The Act amends NJSA § 45:1-29 to require all health care professionals in New Jersey to undergo criminal history background checks as a condition of obtaining an initial license or other authorization to practice and as a condition of license or authorization renewal. Regulations will establish a schedule of dates for implementing this requirement, so that all licensees will have been required to submit to a criminal history record background check beginning no later than four years after the effective date of the Act.
Protections Against Civil Liability
Health care entities, professionals or any other person who provides to the Division, a licensing board or the Medical Practitioner Review Panel, in good faith and without malice, any information concerning an act by a health care professional which the person has reasonable cause to believe involves misconduct that may be subject to disciplinary action, or any information relating to such conduct requested by the Division, licensing board or Medical Practitioner Review Panel shall not be liable for civil damages in any cause of action resulting from providing such information.

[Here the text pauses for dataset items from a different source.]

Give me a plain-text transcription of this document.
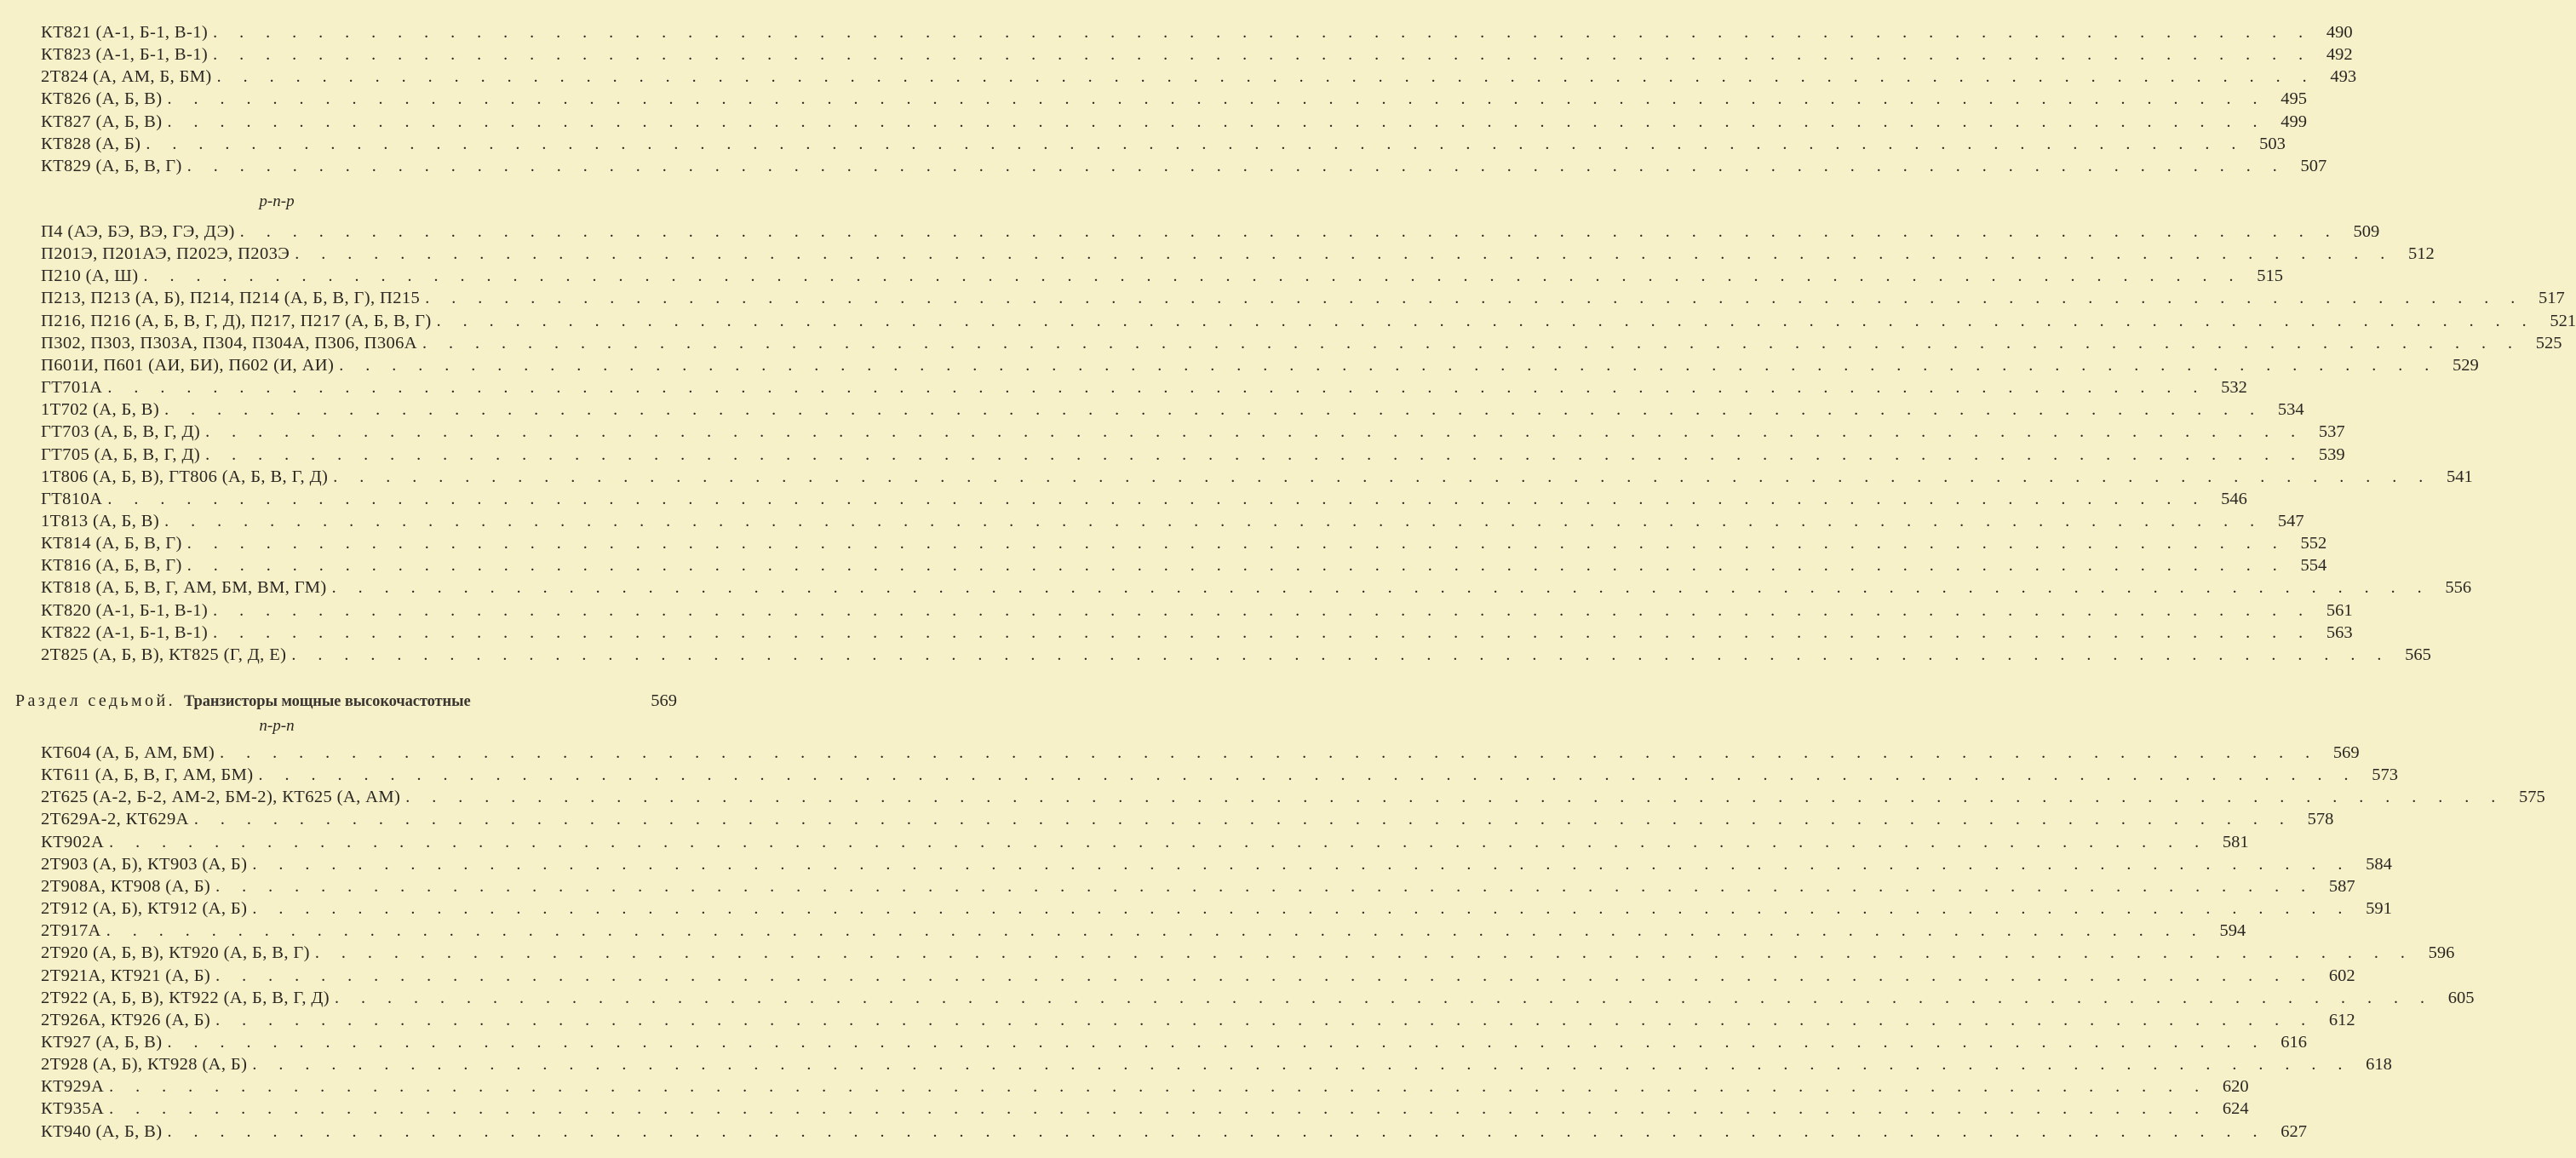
КТ821 (А-1, Б-1, В-1) . . . . . . . . . . . . . . . . . . . . . . . . . . . . . . . . . . . . . . . . . . . . . . . . . . . . . . . . . . . . . . . . . . . . . . . . . . . . . . . . 490
КТ823 (А-1, Б-1, В-1) . . . . . . . . . . . . . . . . . . . . . . . . . . . . . . . . . . . . . . . . . . . . . . . . . . . . . . . . . . . . . . . . . . . . . . . . . . . . . . . . 492
2Т824 (А, АМ, Б, БМ) . . . . . . . . . . . . . . . . . . . . . . . . . . . . . . . . . . . . . . . . . . . . . . . . . . . . . . . . . . . . . . . . . . . . . . . . . . . . . . . . 493
КТ826 (А, Б, В) . . . . . . . . . . . . . . . . . . . . . . . . . . . . . . . . . . . . . . . . . . . . . . . . . . . . . . . . . . . . . . . . . . . . . . . . . . . . . . . . 495
КТ827 (А, Б, В) . . . . . . . . . . . . . . . . . . . . . . . . . . . . . . . . . . . . . . . . . . . . . . . . . . . . . . . . . . . . . . . . . . . . . . . . . . . . . . . . 499
КТ828 (А, Б) . . . . . . . . . . . . . . . . . . . . . . . . . . . . . . . . . . . . . . . . . . . . . . . . . . . . . . . . . . . . . . . . . . . . . . . . . . . . . . . . 503
КТ829 (А, Б, В, Г) . . . . . . . . . . . . . . . . . . . . . . . . . . . . . . . . . . . . . . . . . . . . . . . . . . . . . . . . . . . . . . . . . . . . . . . . . . . . . . . . 507
p-n-p
П4 (АЭ, БЭ, ВЭ, ГЭ, ДЭ) . . . . . . . . . . . . . . . . . . . . . . . . . . . . . . . . . . . . . . . . . . . . . . . . . . . . . . . . . . . . . . . . . . . . . . . . . . . . . . . . 509
П201Э, П201АЭ, П202Э, П203Э . . . . . . . . . . . . . . . . . . . . . . . . . . . . . . . . . . . . . . . . . . . . . . . . . . . . . . . . . . . . . . . . . . . . . . . . . . . . . . . . 512
П210 (А, Ш) . . . . . . . . . . . . . . . . . . . . . . . . . . . . . . . . . . . . . . . . . . . . . . . . . . . . . . . . . . . . . . . . . . . . . . . . . . . . . . . . 515
П213, П213 (А, Б), П214, П214 (А, Б, В, Г), П215 . . . . . . . . . . . . . . . . . . . . . . . . . . . . . . . . . . . . . . . . . . . . . . . . . . . . . . . . . . . . . . . . . . . . . . . . . . . . . . . . 517
П216, П216 (А, Б, В, Г, Д), П217, П217 (А, Б, В, Г) . . . . . . . . . . . . . . . . . . . . . . . . . . . . . . . . . . . . . . . . . . . . . . . . . . . . . . . . . . . . . . . . . . . . . . . . . . . . . . . . 521
П302, П303, П303А, П304, П304А, П306, П306А . . . . . . . . . . . . . . . . . . . . . . . . . . . . . . . . . . . . . . . . . . . . . . . . . . . . . . . . . . . . . . . . . . . . . . . . . . . . . . . . 525
П601И, П601 (АИ, БИ), П602 (И, АИ) . . . . . . . . . . . . . . . . . . . . . . . . . . . . . . . . . . . . . . . . . . . . . . . . . . . . . . . . . . . . . . . . . . . . . . . . . . . . . . . . 529
ГТ701А . . . . . . . . . . . . . . . . . . . . . . . . . . . . . . . . . . . . . . . . . . . . . . . . . . . . . . . . . . . . . . . . . . . . . . . . . . . . . . . . 532
1Т702 (А, Б, В) . . . . . . . . . . . . . . . . . . . . . . . . . . . . . . . . . . . . . . . . . . . . . . . . . . . . . . . . . . . . . . . . . . . . . . . . . . . . . . . . 534
ГТ703 (А, Б, В, Г, Д) . . . . . . . . . . . . . . . . . . . . . . . . . . . . . . . . . . . . . . . . . . . . . . . . . . . . . . . . . . . . . . . . . . . . . . . . . . . . . . . . 537
ГТ705 (А, Б, В, Г, Д) . . . . . . . . . . . . . . . . . . . . . . . . . . . . . . . . . . . . . . . . . . . . . . . . . . . . . . . . . . . . . . . . . . . . . . . . . . . . . . . . 539
1Т806 (А, Б, В), ГТ806 (А, Б, В, Г, Д) . . . . . . . . . . . . . . . . . . . . . . . . . . . . . . . . . . . . . . . . . . . . . . . . . . . . . . . . . . . . . . . . . . . . . . . . . . . . . . . . 541
ГТ810А . . . . . . . . . . . . . . . . . . . . . . . . . . . . . . . . . . . . . . . . . . . . . . . . . . . . . . . . . . . . . . . . . . . . . . . . . . . . . . . . 546
1Т813 (А, Б, В) . . . . . . . . . . . . . . . . . . . . . . . . . . . . . . . . . . . . . . . . . . . . . . . . . . . . . . . . . . . . . . . . . . . . . . . . . . . . . . . . 547
КТ814 (А, Б, В, Г) . . . . . . . . . . . . . . . . . . . . . . . . . . . . . . . . . . . . . . . . . . . . . . . . . . . . . . . . . . . . . . . . . . . . . . . . . . . . . . . . 552
КТ816 (А, Б, В, Г) . . . . . . . . . . . . . . . . . . . . . . . . . . . . . . . . . . . . . . . . . . . . . . . . . . . . . . . . . . . . . . . . . . . . . . . . . . . . . . . . 554
КТ818 (А, Б, В, Г, АМ, БМ, ВМ, ГМ) . . . . . . . . . . . . . . . . . . . . . . . . . . . . . . . . . . . . . . . . . . . . . . . . . . . . . . . . . . . . . . . . . . . . . . . . . . . . . . . . 556
КТ820 (А-1, Б-1, В-1) . . . . . . . . . . . . . . . . . . . . . . . . . . . . . . . . . . . . . . . . . . . . . . . . . . . . . . . . . . . . . . . . . . . . . . . . . . . . . . . . 561
КТ822 (А-1, Б-1, В-1) . . . . . . . . . . . . . . . . . . . . . . . . . . . . . . . . . . . . . . . . . . . . . . . . . . . . . . . . . . . . . . . . . . . . . . . . . . . . . . . . 563
2Т825 (А, Б, В), КТ825 (Г, Д, Е) . . . . . . . . . . . . . . . . . . . . . . . . . . . . . . . . . . . . . . . . . . . . . . . . . . . . . . . . . . . . . . . . . . . . . . . . . . . . . . . . 565
Раздел седьмой. Транзисторы мощные высокочастотные	569
n-p-n
КТ604 (А, Б, АМ, БМ) . . . . . . . . . . . . . . . . . . . . . . . . . . . . . . . . . . . . . . . . . . . . . . . . . . . . . . . . . . . . . . . . . . . . . . . . . . . . . . . . 569
КТ611 (А, Б, В, Г, АМ, БМ) . . . . . . . . . . . . . . . . . . . . . . . . . . . . . . . . . . . . . . . . . . . . . . . . . . . . . . . . . . . . . . . . . . . . . . . . . . . . . . . . 573
2Т625 (А-2, Б-2, АМ-2, БМ-2), КТ625 (А, АМ) . . . . . . . . . . . . . . . . . . . . . . . . . . . . . . . . . . . . . . . . . . . . . . . . . . . . . . . . . . . . . . . . . . . . . . . . . . . . . . . . 575
2Т629А-2, КТ629А . . . . . . . . . . . . . . . . . . . . . . . . . . . . . . . . . . . . . . . . . . . . . . . . . . . . . . . . . . . . . . . . . . . . . . . . . . . . . . . . 578
КТ902А . . . . . . . . . . . . . . . . . . . . . . . . . . . . . . . . . . . . . . . . . . . . . . . . . . . . . . . . . . . . . . . . . . . . . . . . . . . . . . . . 581
2Т903 (А, Б), КТ903 (А, Б) . . . . . . . . . . . . . . . . . . . . . . . . . . . . . . . . . . . . . . . . . . . . . . . . . . . . . . . . . . . . . . . . . . . . . . . . . . . . . . . . 584
2Т908А, КТ908 (А, Б) . . . . . . . . . . . . . . . . . . . . . . . . . . . . . . . . . . . . . . . . . . . . . . . . . . . . . . . . . . . . . . . . . . . . . . . . . . . . . . . . 587
2Т912 (А, Б), КТ912 (А, Б) . . . . . . . . . . . . . . . . . . . . . . . . . . . . . . . . . . . . . . . . . . . . . . . . . . . . . . . . . . . . . . . . . . . . . . . . . . . . . . . . 591
2Т917А . . . . . . . . . . . . . . . . . . . . . . . . . . . . . . . . . . . . . . . . . . . . . . . . . . . . . . . . . . . . . . . . . . . . . . . . . . . . . . . . 594
2Т920 (А, Б, В), КТ920 (А, Б, В, Г) . . . . . . . . . . . . . . . . . . . . . . . . . . . . . . . . . . . . . . . . . . . . . . . . . . . . . . . . . . . . . . . . . . . . . . . . . . . . . . . . 596
2Т921А, КТ921 (А, Б) . . . . . . . . . . . . . . . . . . . . . . . . . . . . . . . . . . . . . . . . . . . . . . . . . . . . . . . . . . . . . . . . . . . . . . . . . . . . . . . . 602
2Т922 (А, Б, В), КТ922 (А, Б, В, Г, Д) . . . . . . . . . . . . . . . . . . . . . . . . . . . . . . . . . . . . . . . . . . . . . . . . . . . . . . . . . . . . . . . . . . . . . . . . . . . . . . . . 605
2Т926А, КТ926 (А, Б) . . . . . . . . . . . . . . . . . . . . . . . . . . . . . . . . . . . . . . . . . . . . . . . . . . . . . . . . . . . . . . . . . . . . . . . . . . . . . . . . 612
КТ927 (А, Б, В) . . . . . . . . . . . . . . . . . . . . . . . . . . . . . . . . . . . . . . . . . . . . . . . . . . . . . . . . . . . . . . . . . . . . . . . . . . . . . . . . 616
2Т928 (А, Б), КТ928 (А, Б) . . . . . . . . . . . . . . . . . . . . . . . . . . . . . . . . . . . . . . . . . . . . . . . . . . . . . . . . . . . . . . . . . . . . . . . . . . . . . . . . 618
КТ929А . . . . . . . . . . . . . . . . . . . . . . . . . . . . . . . . . . . . . . . . . . . . . . . . . . . . . . . . . . . . . . . . . . . . . . . . . . . . . . . . 620
КТ935А . . . . . . . . . . . . . . . . . . . . . . . . . . . . . . . . . . . . . . . . . . . . . . . . . . . . . . . . . . . . . . . . . . . . . . . . . . . . . . . . 624
КТ940 (А, Б, В) . . . . . . . . . . . . . . . . . . . . . . . . . . . . . . . . . . . . . . . . . . . . . . . . . . . . . . . . . . . . . . . . . . . . . . . . . . . . . . . . 627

Any information provided to the Division or a licensing board under the Act, or any other provision of law, shall be treated as confidential pending final disposition of the inquiry or investigation, except for that information required to be shared with the Attorney General, Department of Health and Senior Services or any other government agency. If the inquiry or investigation results in a finding of no basis for disciplinary action, the information shall remain confidential, except that the licensing board or Division, as applicable, may release the information to a government agency to facilitate the discharge of its public responsibilities. These confidentiality provisions do not apply to information that the Division, or its designated agent, is required to include in a physician's profile under the New Jersey Health Care Consumer Information Act.